Higher Grounds Trading Company began its life with coffee from the Maya Vinic co-op. This was the first coffee we ever roasted, and represents our longest standing relationship. The story of Maya Vinic is actually pretty amazing. I highly recommend learning more about them, as well as Las Abejas, the activist organization they grew out of. Learn more here.

Chris Treter and Jose Perez Vazquez of Maya Vinic

Let's get into it!


The first coffee I ever fell in love with was Mexican Maya Vinic. At the time, I thought coffee was nothing but hot, brown water. Coffee was fuel, coffee was that sweet, sweet go-go juice for exam cramming and essay writing.

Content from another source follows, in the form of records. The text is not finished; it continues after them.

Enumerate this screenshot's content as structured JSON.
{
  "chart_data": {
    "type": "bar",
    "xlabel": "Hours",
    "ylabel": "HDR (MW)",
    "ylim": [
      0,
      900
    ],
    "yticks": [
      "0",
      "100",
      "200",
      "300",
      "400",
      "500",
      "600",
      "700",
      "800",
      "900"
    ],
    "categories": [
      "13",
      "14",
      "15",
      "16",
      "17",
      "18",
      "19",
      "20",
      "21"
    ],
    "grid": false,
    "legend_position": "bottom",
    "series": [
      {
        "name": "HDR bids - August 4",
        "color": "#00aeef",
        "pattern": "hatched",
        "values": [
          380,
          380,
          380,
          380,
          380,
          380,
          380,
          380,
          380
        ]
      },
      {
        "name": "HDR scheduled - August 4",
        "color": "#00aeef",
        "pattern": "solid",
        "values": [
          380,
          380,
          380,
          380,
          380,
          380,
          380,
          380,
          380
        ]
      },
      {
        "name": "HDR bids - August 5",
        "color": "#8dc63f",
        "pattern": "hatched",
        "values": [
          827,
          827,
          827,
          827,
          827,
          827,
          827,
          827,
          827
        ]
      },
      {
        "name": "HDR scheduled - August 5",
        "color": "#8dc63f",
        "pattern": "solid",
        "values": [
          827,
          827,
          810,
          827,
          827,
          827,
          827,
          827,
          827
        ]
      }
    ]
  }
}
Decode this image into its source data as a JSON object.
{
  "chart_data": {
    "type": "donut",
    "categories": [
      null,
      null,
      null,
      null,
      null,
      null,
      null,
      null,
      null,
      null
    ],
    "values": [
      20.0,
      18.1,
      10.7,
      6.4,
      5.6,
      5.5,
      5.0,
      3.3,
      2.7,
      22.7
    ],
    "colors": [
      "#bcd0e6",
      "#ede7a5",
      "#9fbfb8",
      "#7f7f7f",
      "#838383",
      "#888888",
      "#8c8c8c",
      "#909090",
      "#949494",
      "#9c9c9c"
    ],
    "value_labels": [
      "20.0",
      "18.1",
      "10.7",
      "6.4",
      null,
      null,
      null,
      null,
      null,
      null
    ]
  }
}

That first year of college, I became one of those coffee goblins that orders a quad espresso in a medium cup, made sure it qualified for a free refill of drip coffee, and then lurked at the condiment station for way too long, adding cream to the brim and ripping a fistful of sugar packets over it. (And hey, only respect for those of us who still remain true to our inner coffee goblin. It knows what it wants.)

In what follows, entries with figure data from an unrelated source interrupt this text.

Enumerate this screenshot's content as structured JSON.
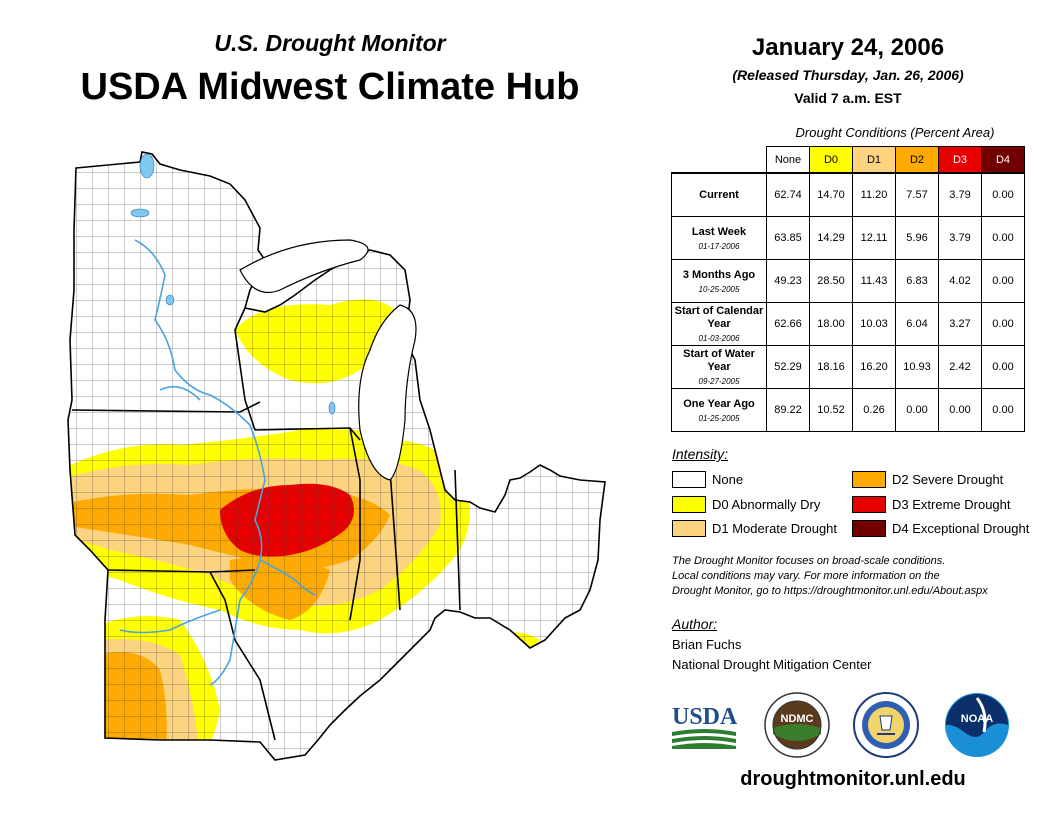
{
  "header": {
    "subtitle": "U.S. Drought Monitor",
    "title": "USDA Midwest Climate Hub",
    "date": "January 24, 2006",
    "released": "(Released Thursday, Jan. 26, 2006)",
    "valid": "Valid 7 a.m. EST"
  },
  "colors": {
    "none": "#ffffff",
    "d0": "#ffff00",
    "d1": "#fcd37f",
    "d2": "#ffaa00",
    "d3": "#e60000",
    "d4": "#730000",
    "water": "#7fc8f0",
    "river": "#4aa3df"
  },
  "table": {
    "caption": "Drought Conditions (Percent Area)",
    "columns": [
      "None",
      "D0",
      "D1",
      "D2",
      "D3",
      "D4"
    ],
    "rows": [
      {
        "main": "Current",
        "sub": "",
        "values": [
          "62.74",
          "14.70",
          "11.20",
          "7.57",
          "3.79",
          "0.00"
        ]
      },
      {
        "main": "Last Week",
        "sub": "01-17-2006",
        "values": [
          "63.85",
          "14.29",
          "12.11",
          "5.96",
          "3.79",
          "0.00"
        ]
      },
      {
        "main": "3 Months Ago",
        "sub": "10-25-2005",
        "values": [
          "49.23",
          "28.50",
          "11.43",
          "6.83",
          "4.02",
          "0.00"
        ]
      },
      {
        "main": "Start of Calendar Year",
        "sub": "01-03-2006",
        "values": [
          "62.66",
          "18.00",
          "10.03",
          "6.04",
          "3.27",
          "0.00"
        ]
      },
      {
        "main": "Start of Water Year",
        "sub": "09-27-2005",
        "values": [
          "52.29",
          "18.16",
          "16.20",
          "10.93",
          "2.42",
          "0.00"
        ]
      },
      {
        "main": "One Year Ago",
        "sub": "01-25-2005",
        "values": [
          "89.22",
          "10.52",
          "0.26",
          "0.00",
          "0.00",
          "0.00"
        ]
      }
    ]
  },
  "legend": {
    "heading": "Intensity:",
    "items": [
      {
        "label": "None",
        "color": "#ffffff"
      },
      {
        "label": "D0 Abnormally Dry",
        "color": "#ffff00"
      },
      {
        "label": "D1 Moderate Drought",
        "color": "#fcd37f"
      },
      {
        "label": "D2 Severe Drought",
        "color": "#ffaa00"
      },
      {
        "label": "D3 Extreme Drought",
        "color": "#e60000"
      },
      {
        "label": "D4 Exceptional Drought",
        "color": "#730000"
      }
    ]
  },
  "note": {
    "line1": "The Drought Monitor focuses on broad-scale conditions.",
    "line2": "Local conditions may vary. For more information on the",
    "line3": "Drought Monitor, go to https://droughtmonitor.unl.edu/About.aspx"
  },
  "author": {
    "heading": "Author:",
    "name": "Brian Fuchs",
    "org": "National Drought Mitigation Center"
  },
  "logos": {
    "usda": "USDA",
    "ndmc": "NDMC",
    "noaa": "NOAA"
  },
  "footer": {
    "url": "droughtmonitor.unl.edu"
  }
}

I forget where I ordered it, some small café in downstate Michigan, but it hit me instantly: this wasn't like any coffee I'd ever had before. It didn't need cream or sugar (though I probably still put a little in, thanks coffee goblin). There was actual flavor present, and it was delicious! I didn't have the coffee vocabulary then to describe it, but just the mere fact that it tasted like something was shocking. So, how would I describe it now, as a real, live, professional barista? Read on!

Aeropress setup

Coffee: Mexican Maya Vinic

Roast: Medium

Method: Aeropress (my preferred method). I used my standard brewing practice: inverted, scoop the coffee in, fill the chamber with water, vigorous stir, let sit for 3 minutes. One final stir, flip, and pluuuunnge.

Grind: Medium-fine

Dose: 1 and 1/2 scoops using the Aeropress spoon, which is roughly 3 tablespoons, or 15 grams.


Freshly ground, the Mexican Maya Vinic smells like those chocolate malt ball candies, what are they called? Whoppers. There's fresh cream too, with a dollop of maple syrup. After a little more nosing around, I get an unmistakable aroma of peanut butter. If you can't go trick-or-treating this year, just stay home and smell this ground coffee. 

Aeropress grind

Continuing our jaunt down candy lane, on the first sip I get nothing other than Milky Way Bar. There's caramel, there's milk chocolate, and that peanut butter from before is asserting itself as nougat. The milk chocolate is deep and lingering, like a waterslide designed by Willy Wonka.

The finish is somewhat dry, a little earthy, but not in a bad way, more like straight cacao powder. Nothing too complex, but still satisfying. 


Buy Mexican Maya Vinic coffee

There have been quite a few times when someone says to me in the café, "I just want a good, straightforward coffee," and more often than not, I will recommend the Maya Vinic. What it lacks in complexity it makes up for in depth and richness. The flavors present are exactly what someone wants out of a coffee if they're not worried about pushing the extreme boundaries of flavor discernment but instead, want to wake up with a satisfying cup of honest-to-goodness coffee, maybe read the paper, do a crossword. And hey, it tastes great with cream and sugar too.